Seven other defendants, including the company’s top director, Juma Rajabu Furaji, are to pay the amount jointly, according to the order issued recently by the commercial division of the High Court.
Others are Nasibu Victor Makasi, Ahmed Salum Lussasi, Hashim Ibrahim Lema, Banda Beach Property, Developers Limited, Lubross Holdings Limited, and J-Link Limited.
The court has rejected claims by the leading ICT firm that the government’s decision to terminate its services agreement following the introduction of the Government Electronic Payment Gateway (GEPG) is to blame for the frustration.
The company’s counsel, Mr Selemani Almas, had argued that the cancellation of its service contracts frustrated the financial arrangement between Stanbic Bank and his client, Maxcom.
The decision is a double blow for the ICT firm, whose lucrative service contracts with key government institutions and agencies were cancelled between 2017 and 2018.
Maxcom is known to have secured contracts with the Dar Rapid Transit Agency, Morogoro Municipal Council, the Muhimbili National Hospital (MNH), the Tanzania Revenue Authority (TRA), and the Tanzania Electric Supply Company Limited (Tanesco) before they were stopped.
Stanbic Bank, through its counsel, Mr Waziri Mchome, strongly disputed the claims of frustration with business arrangements, saying Maxcom had secured contracts with other customers than the government institutions.
He argued that the fact that the company had freely entered into an agreement with the bank for restructuring the unpaid loan after the government had stopped its services was clear evidence that the claim of frustration by business could not stand.
Apart from restructuring the loan, evidence produced in court shows the company applied for and was given another loan of Sh164 million for the purchase of point of sale (POS) devices.
“The question to ponder is, if the government had terminated the first defendant’s (Maxcom’s) services as indicated and that the government was the sole customer of the first defendant, as the defendants want this court to believe, what was the reason for the purchase of point of sale devices?"
“In my opinion, this tells it all that the first defendant’s business was not only dependent on the government institutions; rather, there were other customers apart from the government,” said judge Awamu Mbagwa in a recent decision.

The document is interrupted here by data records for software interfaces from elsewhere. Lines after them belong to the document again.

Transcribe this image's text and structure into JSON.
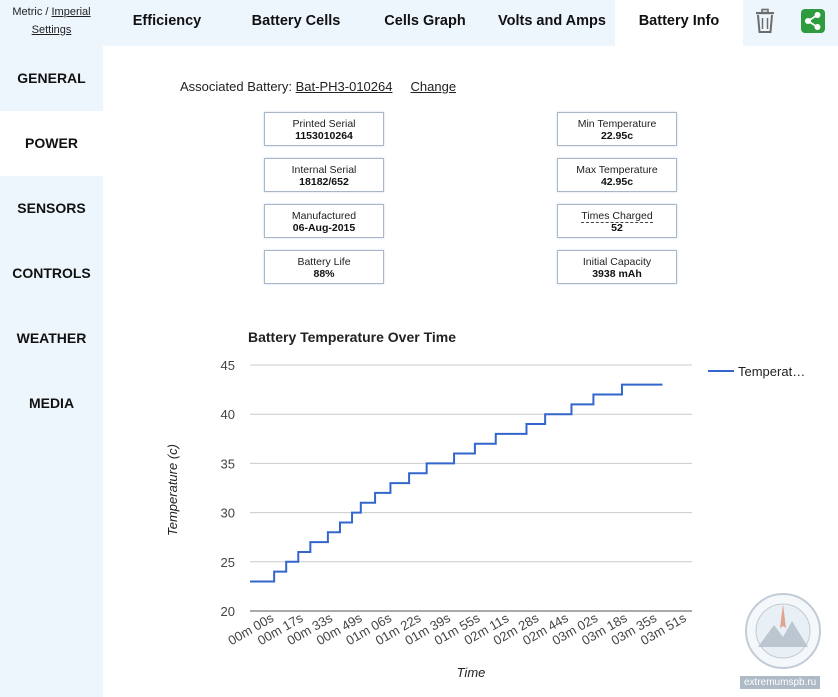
{
  "units": {
    "metric": "Metric",
    "sep": " / ",
    "imperial": "Imperial",
    "settings": "Settings"
  },
  "tabs": [
    {
      "label": "Efficiency",
      "active": false
    },
    {
      "label": "Battery Cells",
      "active": false
    },
    {
      "label": "Cells Graph",
      "active": false
    },
    {
      "label": "Volts and Amps",
      "active": false
    },
    {
      "label": "Battery Info",
      "active": true
    }
  ],
  "tab_icons": {
    "delete": "trash-icon",
    "share": "share-icon",
    "share_color": "#2e9b3e"
  },
  "sidebar": [
    {
      "label": "GENERAL",
      "active": false
    },
    {
      "label": "POWER",
      "active": true
    },
    {
      "label": "SENSORS",
      "active": false
    },
    {
      "label": "CONTROLS",
      "active": false
    },
    {
      "label": "WEATHER",
      "active": false
    },
    {
      "label": "MEDIA",
      "active": false
    }
  ],
  "battery": {
    "assoc_label": "Associated Battery:",
    "assoc_id": "Bat-PH3-010264",
    "change": "Change",
    "left": [
      {
        "label": "Printed Serial",
        "value": "1153010264"
      },
      {
        "label": "Internal Serial",
        "value": "18182/652"
      },
      {
        "label": "Manufactured",
        "value": "06-Aug-2015"
      },
      {
        "label": "Battery Life",
        "value": "88%"
      }
    ],
    "right": [
      {
        "label": "Min Temperature",
        "value": "22.95c"
      },
      {
        "label": "Max Temperature",
        "value": "42.95c"
      },
      {
        "label": "Times Charged",
        "value": "52"
      },
      {
        "label": "Initial Capacity",
        "value": "3938 mAh"
      }
    ]
  },
  "chart_data": {
    "type": "line",
    "title": "Battery Temperature Over Time",
    "xlabel": "Time",
    "ylabel": "Temperature (c)",
    "ylim": [
      20,
      45
    ],
    "yticks": [
      20,
      25,
      30,
      35,
      40,
      45
    ],
    "grid": true,
    "legend_position": "top-right",
    "series": [
      {
        "name": "Temperat…",
        "color": "#3366cc"
      }
    ],
    "x_tick_labels": [
      "00m 00s",
      "00m 17s",
      "00m 33s",
      "00m 49s",
      "01m 06s",
      "01m 22s",
      "01m 39s",
      "01m 55s",
      "02m 11s",
      "02m 28s",
      "02m 44s",
      "03m 02s",
      "03m 18s",
      "03m 35s",
      "03m 51s"
    ],
    "steps": [
      [
        0,
        23
      ],
      [
        0.11,
        24
      ],
      [
        0.165,
        25
      ],
      [
        0.22,
        26
      ],
      [
        0.275,
        27
      ],
      [
        0.355,
        28
      ],
      [
        0.41,
        29
      ],
      [
        0.465,
        30
      ],
      [
        0.505,
        31
      ],
      [
        0.57,
        32
      ],
      [
        0.64,
        33
      ],
      [
        0.725,
        34
      ],
      [
        0.805,
        35
      ],
      [
        0.93,
        36
      ],
      [
        1.025,
        37
      ],
      [
        1.12,
        38
      ],
      [
        1.26,
        39
      ],
      [
        1.345,
        40
      ],
      [
        1.465,
        41
      ],
      [
        1.565,
        42
      ],
      [
        1.695,
        43
      ],
      [
        1.88,
        43
      ]
    ]
  },
  "watermark": {
    "text": "extremumspb.ru"
  }
}
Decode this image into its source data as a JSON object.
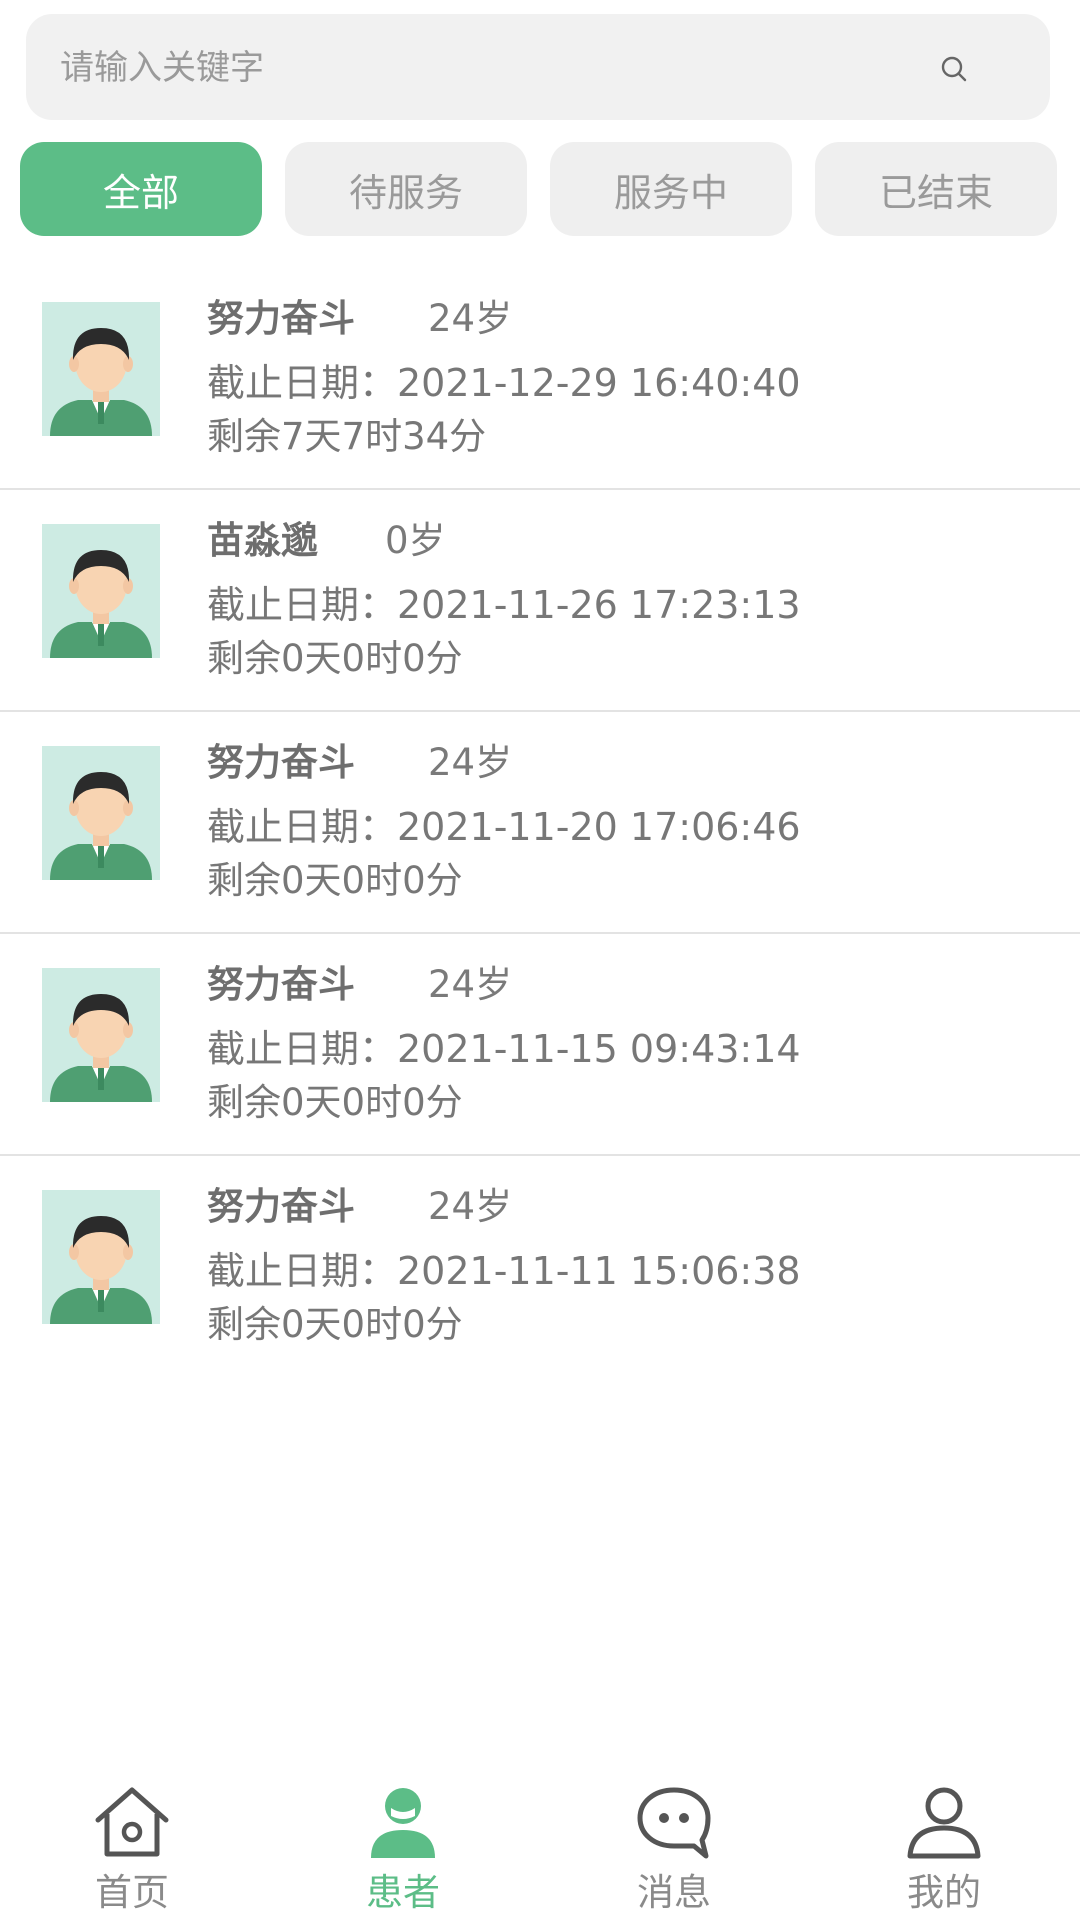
{
  "search": {
    "placeholder": "请输入关键字"
  },
  "tabs": [
    {
      "label": "全部",
      "active": true
    },
    {
      "label": "待服务",
      "active": false
    },
    {
      "label": "服务中",
      "active": false
    },
    {
      "label": "已结束",
      "active": false
    }
  ],
  "patients": [
    {
      "name": "努力奋斗",
      "age": "24岁",
      "deadline": "截止日期：2021-12-29 16:40:40",
      "remaining": "剩余7天7时34分"
    },
    {
      "name": "苗淼邈",
      "age": "0岁",
      "deadline": "截止日期：2021-11-26 17:23:13",
      "remaining": "剩余0天0时0分"
    },
    {
      "name": "努力奋斗",
      "age": "24岁",
      "deadline": "截止日期：2021-11-20 17:06:46",
      "remaining": "剩余0天0时0分"
    },
    {
      "name": "努力奋斗",
      "age": "24岁",
      "deadline": "截止日期：2021-11-15 09:43:14",
      "remaining": "剩余0天0时0分"
    },
    {
      "name": "努力奋斗",
      "age": "24岁",
      "deadline": "截止日期：2021-11-11 15:06:38",
      "remaining": "剩余0天0时0分"
    }
  ],
  "nav": [
    {
      "label": "首页",
      "icon": "home-icon"
    },
    {
      "label": "患者",
      "icon": "patient-icon",
      "active": true
    },
    {
      "label": "消息",
      "icon": "message-icon"
    },
    {
      "label": "我的",
      "icon": "profile-icon"
    }
  ],
  "colors": {
    "accent": "#5cbd87",
    "tab_inactive_bg": "#efefef",
    "avatar_bg": "#cdebe3"
  }
}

The court also considered testimony by the fourth defendant, Ahmed Salum Lussasi, that Maxcom was also operating in Rwanda and Burundi. A witness for Stanbic Bank dismissed claims of frustration, saying Maxcom had secured a tender for the installation of a fare collection system in Mozambique.
“Since the first defendant (Maxcom) entered into a restructuring agreement after the government had terminated its service and, through the agreement, it was given another Sh164 million for the purchase of point of sale devices, it goes without saying that the defendants’ claim of frustration is without merit,” said the judge.

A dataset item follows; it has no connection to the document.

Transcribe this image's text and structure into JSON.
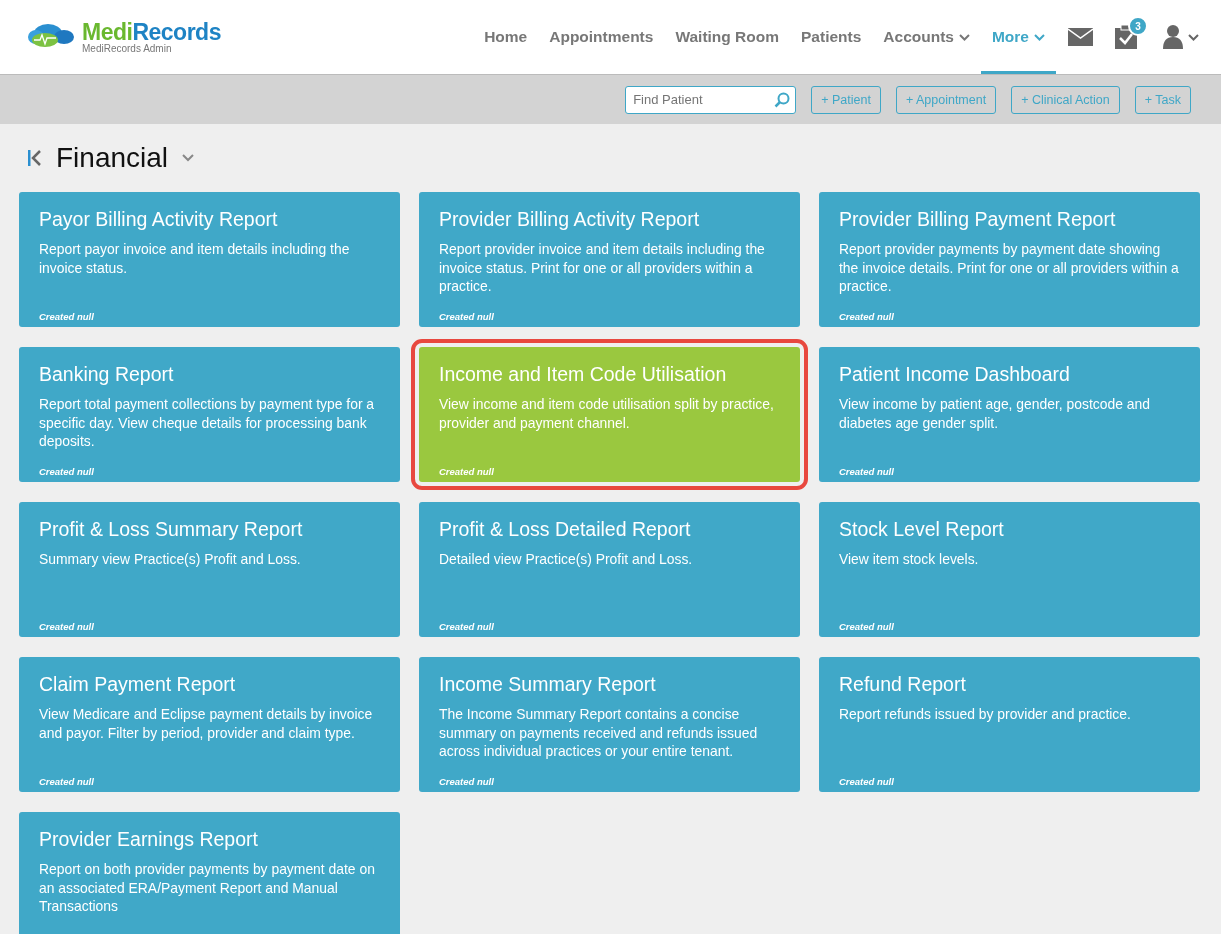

In yet another attempt to have the suit against them dismissed, the defendants claimed that the interest rates were unrealistic, exorbitant, illegal, and beyond commercial practices for business enterprises.
The argument was dismissed by the bank, which gave evidence to the effect that the interest rates charged were below the threshold set by the Bank of Tanzania (BoT), which at the time of signing the agreement stood at 21 percent.

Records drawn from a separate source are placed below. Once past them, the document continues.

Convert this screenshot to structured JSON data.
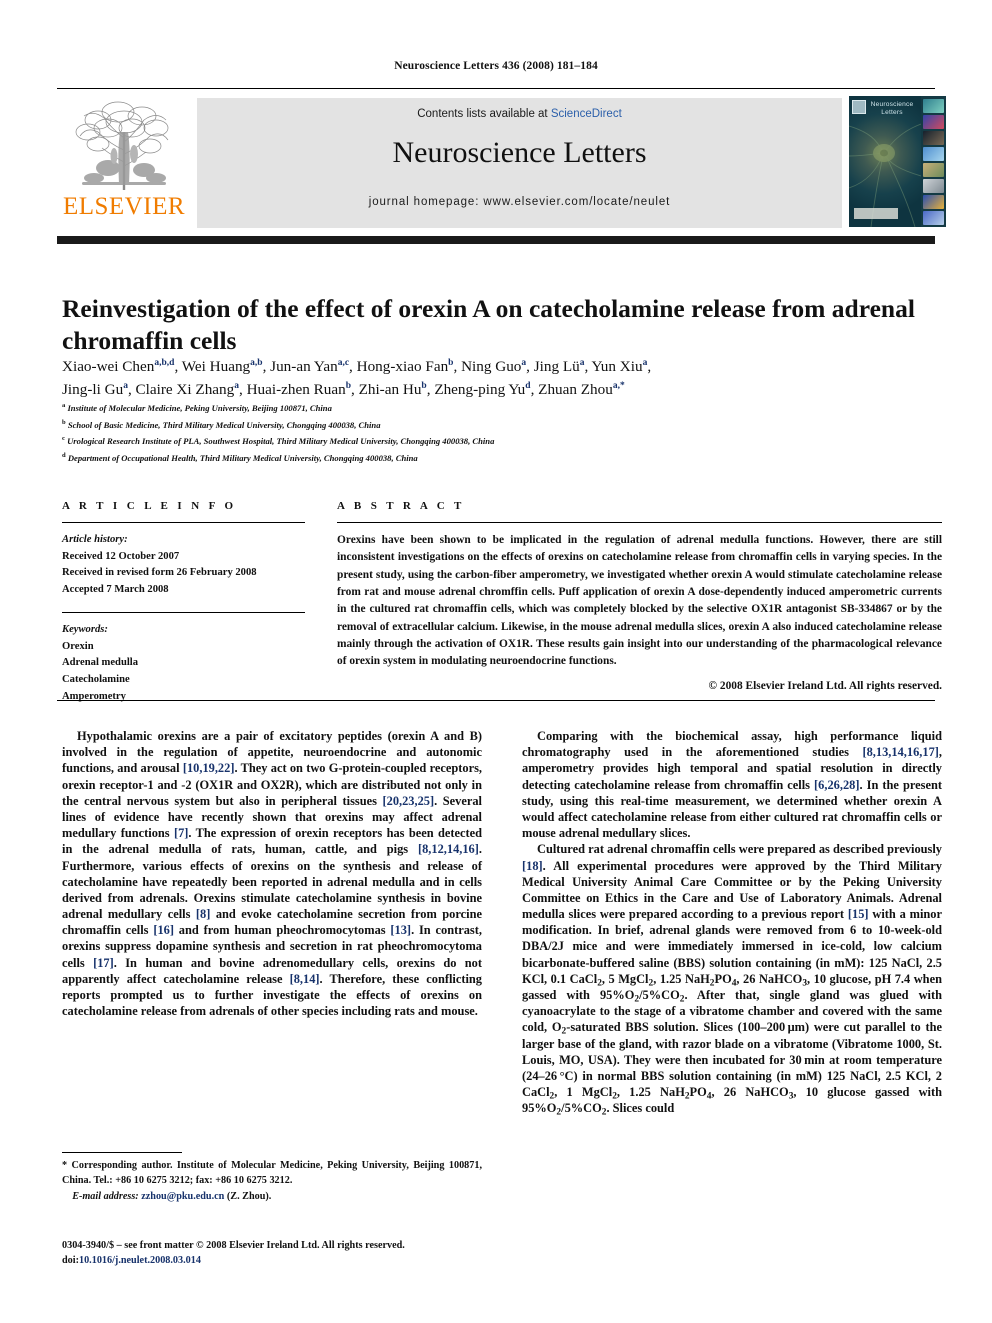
{
  "running_head": "Neuroscience Letters 436 (2008) 181–184",
  "masthead": {
    "contents_prefix": "Contents lists available at ",
    "sciencedirect": "ScienceDirect",
    "journal_title": "Neuroscience Letters",
    "homepage": "journal homepage: www.elsevier.com/locate/neulet",
    "publisher_wordmark": "ELSEVIER",
    "cover_title": "Neuroscience Letters",
    "link_color": "#2b5faa",
    "elsevier_orange": "#f07c00"
  },
  "article": {
    "title": "Reinvestigation of the effect of orexin A on catecholamine release from adrenal chromaffin cells",
    "authors_line1": "Xiao-wei Chen",
    "authors": [
      {
        "name": "Xiao-wei Chen",
        "sup": "a,b,d"
      },
      {
        "name": "Wei Huang",
        "sup": "a,b"
      },
      {
        "name": "Jun-an Yan",
        "sup": "a,c"
      },
      {
        "name": "Hong-xiao Fan",
        "sup": "b"
      },
      {
        "name": "Ning Guo",
        "sup": "a"
      },
      {
        "name": "Jing Lü",
        "sup": "a"
      },
      {
        "name": "Yun Xiu",
        "sup": "a"
      },
      {
        "name": "Jing-li Gu",
        "sup": "a"
      },
      {
        "name": "Claire Xi Zhang",
        "sup": "a"
      },
      {
        "name": "Huai-zhen Ruan",
        "sup": "b"
      },
      {
        "name": "Zhi-an Hu",
        "sup": "b"
      },
      {
        "name": "Zheng-ping Yu",
        "sup": "d"
      },
      {
        "name": "Zhuan Zhou",
        "sup": "a,*"
      }
    ],
    "affiliations": [
      {
        "label": "a",
        "text": "Institute of Molecular Medicine, Peking University, Beijing 100871, China"
      },
      {
        "label": "b",
        "text": "School of Basic Medicine, Third Military Medical University, Chongqing 400038, China"
      },
      {
        "label": "c",
        "text": "Urological Research Institute of PLA, Southwest Hospital, Third Military Medical University, Chongqing 400038, China"
      },
      {
        "label": "d",
        "text": "Department of Occupational Health, Third Military Medical University, Chongqing 400038, China"
      }
    ]
  },
  "article_info": {
    "heading": "A R T I C L E   I N F O",
    "history_label": "Article history:",
    "history": [
      "Received 12 October 2007",
      "Received in revised form 26 February 2008",
      "Accepted 7 March 2008"
    ],
    "keywords_label": "Keywords:",
    "keywords": [
      "Orexin",
      "Adrenal medulla",
      "Catecholamine",
      "Amperometry"
    ]
  },
  "abstract": {
    "heading": "A B S T R A C T",
    "text": "Orexins have been shown to be implicated in the regulation of adrenal medulla functions. However, there are still inconsistent investigations on the effects of orexins on catecholamine release from chromaffin cells in varying species. In the present study, using the carbon-fiber amperometry, we investigated whether orexin A would stimulate catecholamine release from rat and mouse adrenal chromffin cells. Puff application of orexin A dose-dependently induced amperometric currents in the cultured rat chromaffin cells, which was completely blocked by the selective OX1R antagonist SB-334867 or by the removal of extracellular calcium. Likewise, in the mouse adrenal medulla slices, orexin A also induced catecholamine release mainly through the activation of OX1R. These results gain insight into our understanding of the pharmacological relevance of orexin system in modulating neuroendocrine functions.",
    "copyright": "© 2008 Elsevier Ireland Ltd. All rights reserved."
  },
  "body": {
    "left_paragraph": "Hypothalamic orexins are a pair of excitatory peptides (orexin A and B) involved in the regulation of appetite, neuroendocrine and autonomic functions, and arousal [10,19,22]. They act on two G-protein-coupled receptors, orexin receptor-1 and -2 (OX1R and OX2R), which are distributed not only in the central nervous system but also in peripheral tissues [20,23,25]. Several lines of evidence have recently shown that orexins may affect adrenal medullary functions [7]. The expression of orexin receptors has been detected in the adrenal medulla of rats, human, cattle, and pigs [8,12,14,16]. Furthermore, various effects of orexins on the synthesis and release of catecholamine have repeatedly been reported in adrenal medulla and in cells derived from adrenals. Orexins stimulate catecholamine synthesis in bovine adrenal medullary cells [8] and evoke catecholamine secretion from porcine chromaffin cells [16] and from human pheochromocytomas [13]. In contrast, orexins suppress dopamine synthesis and secretion in rat pheochromocytoma cells [17]. In human and bovine adrenomedullary cells, orexins do not apparently affect catecholamine release [8,14]. Therefore, these conflicting reports prompted us to further investigate the effects of orexins on catecholamine release from adrenals of other species including rats and mouse.",
    "right_paragraph_1": "Comparing with the biochemical assay, high performance liquid chromatography used in the aforementioned studies [8,13,14,16,17], amperometry provides high temporal and spatial resolution in directly detecting catecholamine release from chromaffin cells [6,26,28]. In the present study, using this real-time measurement, we determined whether orexin A would affect catecholamine release from either cultured rat chromaffin cells or mouse adrenal medullary slices.",
    "right_paragraph_2": "Cultured rat adrenal chromaffin cells were prepared as described previously [18]. All experimental procedures were approved by the Third Military Medical University Animal Care Committee or by the Peking University Committee on Ethics in the Care and Use of Laboratory Animals. Adrenal medulla slices were prepared according to a previous report [15] with a minor modification. In brief, adrenal glands were removed from 6 to 10-week-old DBA/2J mice and were immediately immersed in ice-cold, low calcium bicarbonate-buffered saline (BBS) solution containing (in mM): 125 NaCl, 2.5 KCl, 0.1 CaCl2, 5 MgCl2, 1.25 NaH2PO4, 26 NaHCO3, 10 glucose, pH 7.4 when gassed with 95%O2/5%CO2. After that, single gland was glued with cyanoacrylate to the stage of a vibratome chamber and covered with the same cold, O2-saturated BBS solution. Slices (100–200 μm) were cut parallel to the larger base of the gland, with razor blade on a vibratome (Vibratome 1000, St. Louis, MO, USA). They were then incubated for 30 min at room temperature (24–26 °C) in normal BBS solution containing (in mM) 125 NaCl, 2.5 KCl, 2 CaCl2, 1 MgCl2, 1.25 NaH2PO4, 26 NaHCO3, 10 glucose gassed with 95%O2/5%CO2. Slices could"
  },
  "footnotes": {
    "corresponding": "* Corresponding author. Institute of Molecular Medicine, Peking University, Beijing 100871, China. Tel.: +86 10 6275 3212; fax: +86 10 6275 3212.",
    "email_label": "E-mail address:",
    "email": "zzhou@pku.edu.cn",
    "email_suffix": "(Z. Zhou).",
    "front_matter": "0304-3940/$ – see front matter © 2008 Elsevier Ireland Ltd. All rights reserved.",
    "doi_label": "doi:",
    "doi": "10.1016/j.neulet.2008.03.014"
  }
}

“The defendants have not adduced any evidence to prove the illegality and excessiveness of the interest rates. Exhibit 1 makes it very clear that the interest rate to be charged was 6 percent below the Bank of Tanzania Shillings Base Lending Rate, that is to say the interest rate was 14 percent.
“It should be noted that the interest rate was set as one of the terms and conditions of the agreement that both parties voluntarily entered into. Throughout the evidence, there were no allegations of inducement from either party,” said the judge.
The judge has allowed the bank to sell plot number 205 located at Mbezi Wami Area, Dar es Salaam, if the defendants fail to settle the amount within 60 days running from April 6, 2023.
The mortgaged property is registered in the name of Banda Beach Property Developers Limited.